On Monday (28 September), the Scottish and Welsh Governments published ‘Legislative Consent Memorandums’ (LCM) regarding the UK Internal Market Bill. Both recommended that the Scottish and Welsh Parliaments should withhold consent.
This Insight looks at each government’s position, as well as broader concerns about how the UK Government deals with legislative consent.
The Internal Market Bill and legislative consent
The United Kingdom Internal Market Bill 2019-21 was introduced to the House of Commons on 9 September 2020. It seeks to legislate for a UK ‘Internal Market’ at the end of the Brexit transition period.
The Sewel Convention states that the UK Government will “not normally” legislate on devolved matters without consent from the relevant devolved legislature. The UK Government accepts that this convention applies to every part of the Bill.
The Scottish and Welsh Parliaments and Northern Ireland Assembly require the Scottish and Welsh Governments and Northern Ireland Executive to publish a LCM when the UK Government puts forward legislation affecting devolved matters. These typically explain the rationale behind the granting or withholding of consent.
Although the Scottish and Welsh Governments published their LCMs on Monday, the Northern Ireland Executive has yet to do so.
The Scottish Government LCM
In its LCM, the Scottish Government sets out several objections to the Bill. It questions its necessity given the ongoing Common Frameworks programme, and believes it encourages “harmful deregulation” without adequate parliamentary scrutiny.
Its most substantial criticism is that the Internal Market Bill is “fundamentally incompatible” with the “principles and practice” of the devolution settlement in Scotland. By compelling primary or secondary Scottish legislation to conform to the principles of the Bill, the LCM argues that it introduces “a new, wide-ranging constraint on devolved competence.”
The Scottish Government also believes the provision in the Bill that allows the UK Government to provide financial assistance risks “an uncoordinated and potentially incoherent approach to spending in devolved areas.” It objects to the Bill’s intention to make state aid (which will replace EU subsidies) a reserved (sitting with the UK Parliament) rather than devolved matter.
Finally, the LCM says the Scottish Government is “deeply concerned” at the UK Government’s “increasing” tendency to add enactments to Schedule 4 of the Scotland Act 1998. That schedule contains a list of enactments the Scottish Parliament is not allowed to modify. Other Brexit legislation was added to that list in 2018 and 2020. The Scottish Government says this means Holyrood’s legislative competence will be “permanently reduced.”

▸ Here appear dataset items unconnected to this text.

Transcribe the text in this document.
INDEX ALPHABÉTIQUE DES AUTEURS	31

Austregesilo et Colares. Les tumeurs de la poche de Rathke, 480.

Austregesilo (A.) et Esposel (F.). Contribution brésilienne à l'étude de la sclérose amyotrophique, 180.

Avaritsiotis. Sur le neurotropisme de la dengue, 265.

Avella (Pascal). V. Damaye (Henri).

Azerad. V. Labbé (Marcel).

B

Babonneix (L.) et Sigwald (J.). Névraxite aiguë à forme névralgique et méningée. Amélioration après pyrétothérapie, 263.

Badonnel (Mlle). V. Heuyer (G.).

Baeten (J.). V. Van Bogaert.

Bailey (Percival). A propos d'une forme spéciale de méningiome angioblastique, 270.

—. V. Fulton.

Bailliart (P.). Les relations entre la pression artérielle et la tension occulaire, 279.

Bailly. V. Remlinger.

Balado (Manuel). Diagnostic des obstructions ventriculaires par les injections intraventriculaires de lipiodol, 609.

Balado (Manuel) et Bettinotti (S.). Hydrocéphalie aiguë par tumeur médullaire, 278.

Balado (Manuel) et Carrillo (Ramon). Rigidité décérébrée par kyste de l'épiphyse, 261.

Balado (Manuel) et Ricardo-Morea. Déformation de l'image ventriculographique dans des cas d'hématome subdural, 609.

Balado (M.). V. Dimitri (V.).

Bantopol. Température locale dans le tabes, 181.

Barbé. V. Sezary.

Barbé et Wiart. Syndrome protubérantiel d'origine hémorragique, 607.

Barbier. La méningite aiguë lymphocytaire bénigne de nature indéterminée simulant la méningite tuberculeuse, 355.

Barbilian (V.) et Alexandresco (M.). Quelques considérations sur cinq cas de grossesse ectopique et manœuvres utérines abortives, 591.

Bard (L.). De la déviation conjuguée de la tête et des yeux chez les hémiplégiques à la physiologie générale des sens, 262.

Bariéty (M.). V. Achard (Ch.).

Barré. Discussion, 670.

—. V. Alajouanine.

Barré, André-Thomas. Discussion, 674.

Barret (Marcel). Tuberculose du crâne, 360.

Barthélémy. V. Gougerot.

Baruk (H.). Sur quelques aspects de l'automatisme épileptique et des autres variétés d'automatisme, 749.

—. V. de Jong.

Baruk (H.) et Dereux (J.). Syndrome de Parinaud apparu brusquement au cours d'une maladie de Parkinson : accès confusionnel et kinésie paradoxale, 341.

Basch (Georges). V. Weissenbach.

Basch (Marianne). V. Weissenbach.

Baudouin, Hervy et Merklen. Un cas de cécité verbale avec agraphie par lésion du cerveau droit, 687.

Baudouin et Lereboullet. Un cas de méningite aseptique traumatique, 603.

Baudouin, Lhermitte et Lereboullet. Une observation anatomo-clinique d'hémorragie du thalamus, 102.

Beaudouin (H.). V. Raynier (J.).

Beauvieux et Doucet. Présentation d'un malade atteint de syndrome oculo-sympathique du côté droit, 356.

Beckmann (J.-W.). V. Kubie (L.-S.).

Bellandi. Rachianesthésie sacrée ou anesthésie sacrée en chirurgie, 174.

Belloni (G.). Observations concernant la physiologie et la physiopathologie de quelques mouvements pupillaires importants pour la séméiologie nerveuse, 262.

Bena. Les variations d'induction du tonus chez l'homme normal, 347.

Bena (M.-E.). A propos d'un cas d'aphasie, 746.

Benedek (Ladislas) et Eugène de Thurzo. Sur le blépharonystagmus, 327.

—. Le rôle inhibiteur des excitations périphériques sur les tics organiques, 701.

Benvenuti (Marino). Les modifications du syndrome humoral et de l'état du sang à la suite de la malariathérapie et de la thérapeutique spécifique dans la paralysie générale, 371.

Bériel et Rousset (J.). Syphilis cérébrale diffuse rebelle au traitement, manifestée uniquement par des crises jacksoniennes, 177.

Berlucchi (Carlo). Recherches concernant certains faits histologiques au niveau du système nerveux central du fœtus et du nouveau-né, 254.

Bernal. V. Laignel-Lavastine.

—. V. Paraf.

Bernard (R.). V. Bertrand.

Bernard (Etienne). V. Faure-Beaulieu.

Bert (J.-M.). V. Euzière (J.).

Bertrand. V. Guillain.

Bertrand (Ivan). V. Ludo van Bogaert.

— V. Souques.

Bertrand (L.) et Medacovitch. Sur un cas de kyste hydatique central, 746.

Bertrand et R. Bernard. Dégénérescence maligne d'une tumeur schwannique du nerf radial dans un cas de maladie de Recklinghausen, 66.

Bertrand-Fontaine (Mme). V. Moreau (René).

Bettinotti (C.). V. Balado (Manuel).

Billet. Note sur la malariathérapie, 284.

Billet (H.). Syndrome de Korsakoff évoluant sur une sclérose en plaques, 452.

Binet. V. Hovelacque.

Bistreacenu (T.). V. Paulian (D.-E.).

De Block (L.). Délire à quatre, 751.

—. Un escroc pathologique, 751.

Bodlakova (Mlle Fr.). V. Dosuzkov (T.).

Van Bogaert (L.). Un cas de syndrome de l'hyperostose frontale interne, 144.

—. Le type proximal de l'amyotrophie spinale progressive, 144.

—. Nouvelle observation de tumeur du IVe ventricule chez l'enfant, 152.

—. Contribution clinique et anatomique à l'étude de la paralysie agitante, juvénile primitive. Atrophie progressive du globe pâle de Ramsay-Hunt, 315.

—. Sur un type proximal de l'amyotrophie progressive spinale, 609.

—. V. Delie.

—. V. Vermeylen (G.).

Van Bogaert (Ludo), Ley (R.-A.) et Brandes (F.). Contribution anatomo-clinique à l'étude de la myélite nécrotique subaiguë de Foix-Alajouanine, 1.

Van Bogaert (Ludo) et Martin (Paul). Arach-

As a consequence, the Scottish Government does not intend to lodge a formal motion on the Internal Market Bill. Instead, it will invite the Scottish Parliament to debate the legislation “in due course.”
The Welsh Government LCM
The Welsh Government LCM concurs with many of the Scottish Government’s objections but departs in other respects.
Welsh Ministers agree the Internal Market Bill risks resulting in a “race to the bottom” in terms of standards. They object to the potential “setting aside” of “Welsh-made rules” as applied to goods or services originating from other parts of the UK. The LCM also rejects the proposed reservation of state aid and the intention to make the Internal Market Bill a “protected” enactment under Schedule 7B of the Government of Wales Act 2006.
Unlike the Scottish Government, however, the Welsh Government’s LCM says it is “not opposed,” either to the principle of a UK internal market or to a UK-wide state aid regime (though it believes the Bill goes “far beyond” what is necessary). Welsh Ministers also say they are “open” to the creation of an independent Office of the Internal Market. But they don’t believe the Competition and Markets Authority “as currently constituted is a suitable vehicle for this.”
The Welsh LCM states that the Welsh Government plans to publish proposed amendments to the Internal Market Bill but will not recommend consent by Senedd Cymru/Welsh Parliament unless it is “substantially amended to address our significant concerns.”
Even if both the Scottish and Welsh Governments recommend withholding consent (or do not even lodge consent motions), this will not prevent the Internal Market Bill from becoming law.
Reforming the Sewel Convention?
The Institute for Government (IfG) recently published recommendations for ways to “repair” what it calls a “breakdown in trust” created by the passing of UK-wide legislation without the consent of the devolved legislatures.
The IfG proposes:
- the UK Government formally recognises that consent is required for legislation amending the powers of the devolved legislatures
- an agreed “minimum period” in which UK Government departments share draft legislation with their devolved counterparts
- “devolution statements” explaining why the UK Government has chosen to legislate without consent
- a greater scrutiny role for parliamentary committees.
Last week, the House of Commons Procedure Committee also announced an investigation into how the Commons engages with the UK’s territorial constitution. Karen Bradley MP, the Committee Chair, said the IfG’s recommendations provided “an excellent starting point” to examine how the Commons interacted with the Sewel Convention.